Added Hascup, "He would run an Annual Picnic for the Orphans of St. Peter's and later on, he would do the same thing for the kids of COMBATT (Community Organization Making Boxing Alternatives Today for Tomorrow, based out of Newark, that provides alternatives activities for troubled teens). Just before Christmas, he would give them a Christmas Party, giving them several gifts.
Added Hascup, "Every year, Paul ran the Annual Ring 25 Dinner Dance and he would bring the COMBATT kids. We even drove all the way down the Jersey Turnpike to bring the COMBATT kids to see a rodeo and he and his wife made all the food and drinks for all of them."
Hascup recalled Venti's love for boxing history.
"For the former boxers and boxing fans he would run trips and led in putting up several monuments of many great boxers such as Joe Borrell, Tippy Larkin and Ike Williams and he was working on one for Jersey Joe Walcott. Back in 1996, Paul led the city of Jersey City in remembering the 75th anniversary of Dempsey-Carpentier fight, and 10 years later he did it again. He even had the street named Jack Dempsey Plaza. He would ask me if I could get some championship belts and he would give them to several New Jersey State Champions that never received one."
Hascup had a funny story to share about Venti.
"The only thing Paul loved more than boxing was his family, especially his wife, Hilda," Hascup said. "A few months ago I was ring announcing and Paul was one of the judges. We had a 15-minute break, then I asked everyone to come back to ringside and I also called the boxers to the ring. Just when I was going to announce the next bout, the timekeeper called me over and said Paul wasn't back yet, so don't start the bout. I looked over at his chair and it was empty. I then looked in the back of the place where Hilda was sitting and there was Paul, giving the love of his life something to drink and eat."
Hascup said that he could continue with favorite stories about Venti.

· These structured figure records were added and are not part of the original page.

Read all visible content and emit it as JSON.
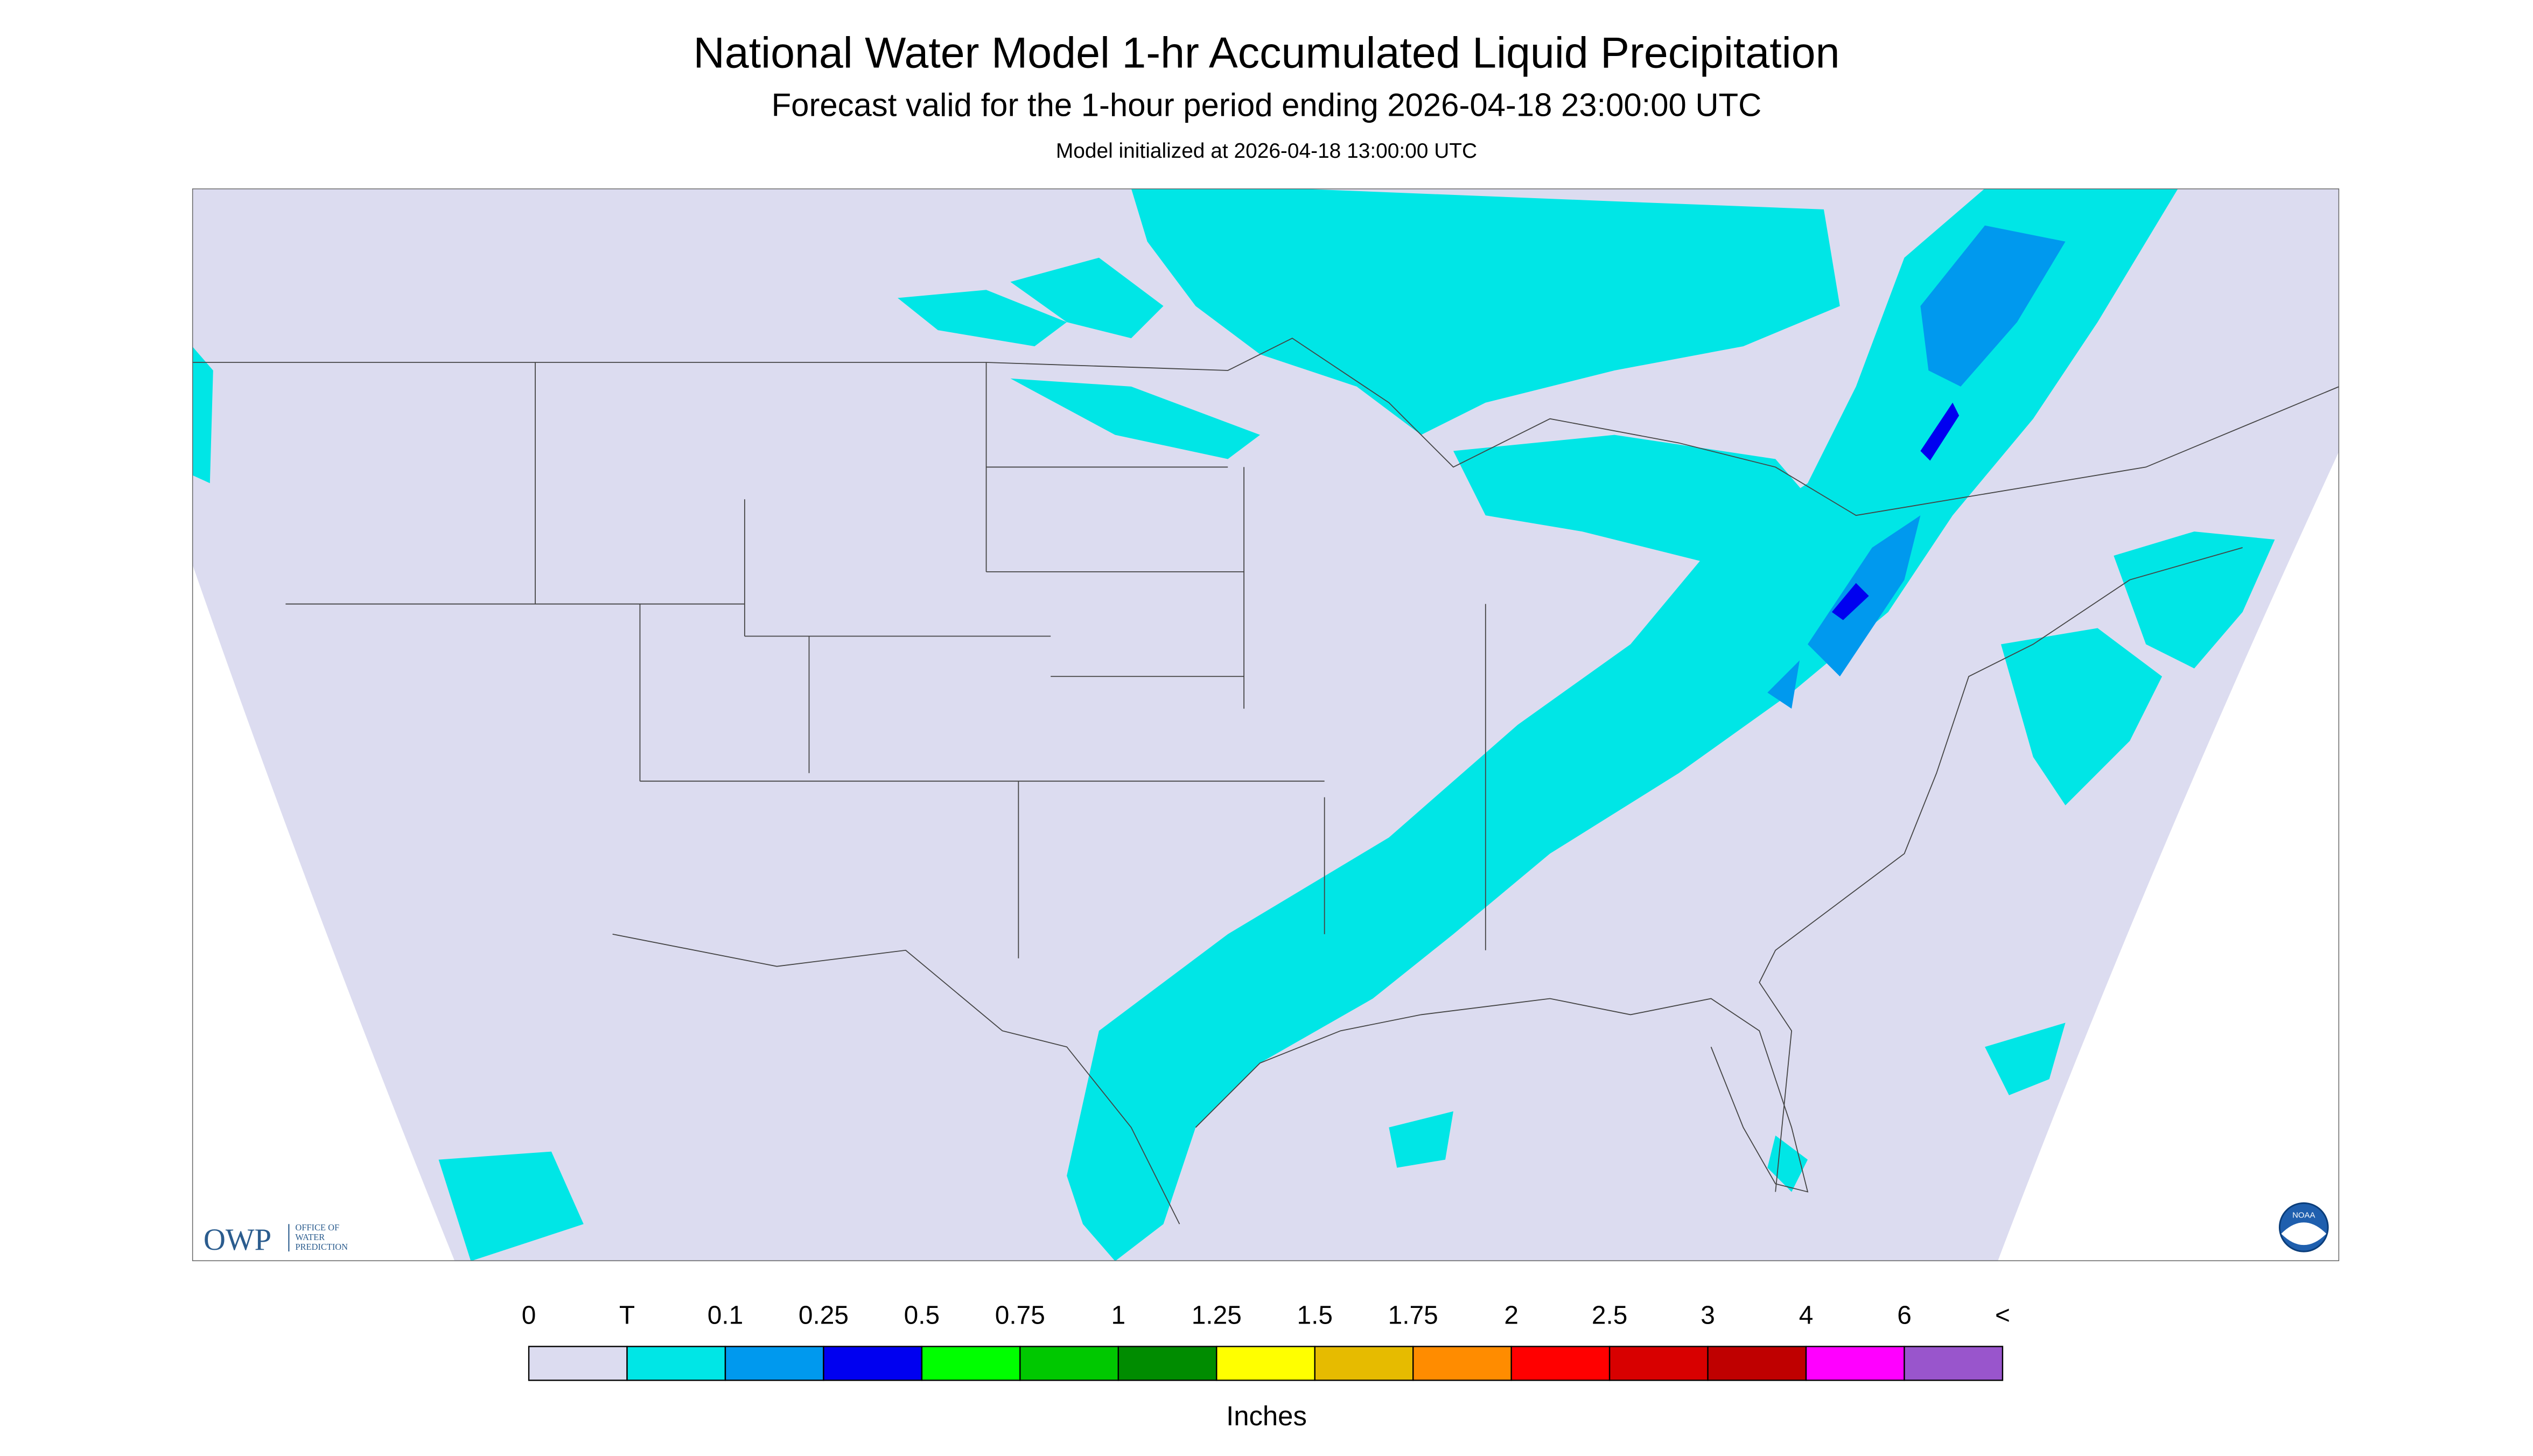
{
  "header": {
    "title": "National Water Model 1-hr Accumulated Liquid Precipitation",
    "subtitle": "Forecast valid for the 1-hour period ending 2026-04-18 23:00:00 UTC",
    "note": "Model initialized at 2026-04-18 13:00:00 UTC"
  },
  "legend": {
    "labels": [
      "0",
      "T",
      "0.1",
      "0.25",
      "0.5",
      "0.75",
      "1",
      "1.25",
      "1.5",
      "1.75",
      "2",
      "2.5",
      "3",
      "4",
      "6",
      "<"
    ],
    "colors": [
      "#dcdcf0",
      "#00e6e6",
      "#0099ee",
      "#0000f0",
      "#00ff00",
      "#00c800",
      "#008c00",
      "#ffff00",
      "#e6bb00",
      "#ff8c00",
      "#ff0000",
      "#d80000",
      "#bf0000",
      "#ff00ff",
      "#9955cc"
    ],
    "unit": "Inches"
  },
  "logos": {
    "owp": {
      "name": "OWP",
      "lines": [
        "OFFICE OF",
        "WATER",
        "PREDICTION"
      ]
    },
    "noaa": "NOAA"
  }
}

"Paul will be missed so much that I can not even begin to tell you," Hascup said. "I can honestly say that I loved that man."
From a personal aspect, Paul Venti became a friend in recent years after I appeared at some of his Ring 25 events and after I wrote a book two years ago about the life of former heavyweight champion James J. Braddock. Paul made sure that I was always included in everything he did involved with boxing and would call on a regular basis just to talk about sports and what I was doing.
Last May, Paul presented me with an award at his Ring 25 dinner dance. I was greatly moved by the gesture and will be forever grateful. Gaughan also received an award that day.
In July, Paul and I both spoke, along with Hascup, at the 85th anniversary of the Dempsey-Carpentier fight at the Jersey City Library. He truly was a great man with a big heart and will be sorely missed.
Paul Venti was 86 years old. He leaves behind a wife, Hilda, a daughter Maria, a son Michael, and four grandchildren.
And now, the Hudson County Hall of Fame dinner will be so totally different without having him there to receive his award.